Наступил послеобеденный тихий час, и я пошел на игровые участки детсада пострелять из подаренного мне мамой и сестрой ружья. Самым зеленым участком был сектор малышовой группы. Он весь зарос акациями, в которых всегда кричали и дрались между собой воробьи. Я пошел на этот участок. Охота на воробьев окончилась ничем. Мои пули не попадали в них и не могли причинить им вреда. О таком оружии, как простая рогатка, я в те годы даже не подозревал. Ружье перестало развлекать меня. Видимо, я действительно вышел из возраста игрушечных ружей, если даже охота на воробьев с игрушечным ружьем перестала увлекать меня.
Я адаптировался к жизни «на воле», начал привыкать к свободе передвижений и к свободе выбора занятий. Я начал привыкать к жизни вольных людей, но повадки бывшей «сиделой птички» нет-нет да и прорывались в манерах моего поведения.
Во мне мало-помалу стал пробуждаться будущий герменевт. Я хотел понять, что случилось на моем коротком веку, что случилось с нашей страной, нашим государством и со всеми нами.
Однажды – это было еще в Потьме – мы разучивали песню про комиссаров:
Я никогда после лагеря ни от кого не слышал этой песни, но помню, что разучивала ее с нами новенькая, только что присланная женщина-арестантка. Если это было в 1942 г., то мне тогда шел уже пятый год, так как дело было поздней осенью.
Я не знал, что означает слово «комиссар», и спросил ее об этом. Она очень странно взглянула на меня. Я до сих пор не могу понять, почему ее взгляд показался мне странным и, особенно, почему он так запомнился мне. Это какая-то мистика. Она чем-то неуловимым напоминала непрозрачную русалку из повести Н. В. Гоголя «Майская ночь, или Утопленница». По этой непрозрачности Левко, герой повести «Майская ночь», вычислил ее как ведьму, спрятавшуюся меж прозрачных русалок-утопленниц.
Новенькая женщина-арестантка еще раз странно посмотрела на меня и сказала: «Вот ты скоро вырастешь и пойдешь в школу. Если будешь хорошо учиться, научишься писать, читать и считать, тогда ты тоже станешь комиссаром. И тебя все будут любить, потому что комиссаром становится тот, кто знает, что делать, чтобы приблизить победу».
Именно эта женщина-арестантка пробудила во мне тягу к учению. Я очень захотел учиться, но почему-то стал бояться этой новенькой арестантки. Исчезла она из нашей лагерной жизни так же внезапно, как и появилась.
Школа – осознанный путь к осознанной свободе
Первого сентября Лиля отвела меня в школу № 9 (у мамы было суточное дежурство в детсаду).

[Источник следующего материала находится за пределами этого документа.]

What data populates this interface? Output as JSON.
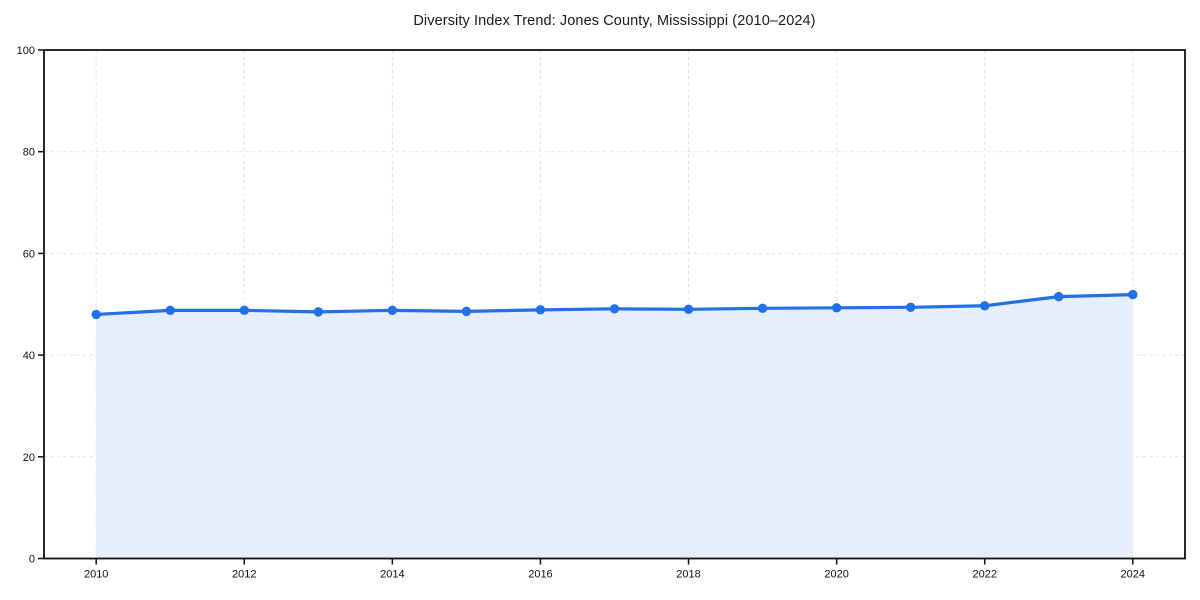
{
  "chart_data": {
    "type": "area",
    "title": "Diversity Index Trend: Jones County, Mississippi (2010–2024)",
    "x": [
      2010,
      2011,
      2012,
      2013,
      2014,
      2015,
      2016,
      2017,
      2018,
      2019,
      2020,
      2021,
      2022,
      2023,
      2024
    ],
    "values": [
      48.0,
      48.8,
      48.8,
      48.5,
      48.8,
      48.6,
      48.9,
      49.1,
      49.0,
      49.2,
      49.3,
      49.4,
      49.7,
      51.5,
      51.9
    ],
    "xlabel": "",
    "ylabel": "",
    "ylim": [
      0,
      100
    ],
    "yticks": [
      0,
      20,
      40,
      60,
      80,
      100
    ],
    "xticks": [
      2010,
      2012,
      2014,
      2016,
      2018,
      2020,
      2022,
      2024
    ],
    "grid": true,
    "legend": "none"
  },
  "colors": {
    "line": "#2170e8",
    "marker": "#2170e8",
    "area_fill": "#e6edfb",
    "grid": "#e3e3e3",
    "spine": "#111111",
    "tick_text": "#111111",
    "background": "#ffffff"
  }
}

Мы сразу же пришли в классы. Лиля узнала у нашей учительницы, что ее зовут Галина Андреевна и что сегодня будет всего четыре урока, т. е. в 12.00 я могу быть уже дома.
Самое главное, думал я, это поскорее научиться читать. Но оказалось, что сначала надо изучить алфавит. Этим и занялась с нами, первоклашками, Галина Андреевна. Сначала мы учились писать простыми и химическими карандашами, потом, после Нового года, в третьей четверти, стали пользоваться чернилами.
У нашего поколения школьников был очень красивый букварь. Когда его заменили более современными букварями, я понял, как сильно деградировала советская педагогика, занимающаяся начальным обучением.
Первый послевоенный букварь был сделан мастерски. На твердой обложке была размещена репродукция картины великого русского художника Исаака Левитана, родившегося в бедной еврейской семье. Все иллюстрации были такого высокого полиграфического качества, какого я не встречал больше ни в каких изданиях букваря. И я до сих пор не понимаю, почему Сталин не установил свою премию художникам, авторам и издателям этого букваря, по которому усваивали русскую грамоту первые школьники послевоенного набора.
Конечно, страна лежала в руинах, напрягала все силы для восстановления народного хозяйства, но то, что издали такой изумительной красоты букварь, – это говорило о силе духа и воле к знанию, к истине и красоте. Ни буквари брежневской эпохи, ни буквари хрущевского времени в подметки не годятся тому букварю, по которому учились мы, пришедшие в первый класс первого сентября 1947 г. Это было самым ярким событием моей жизни «на воле». Даже поездка в Москву из лагеря в Потьме не оставила такого яркого и глубокого впечатления в моей душе, как овладение первым послевоенным букварем.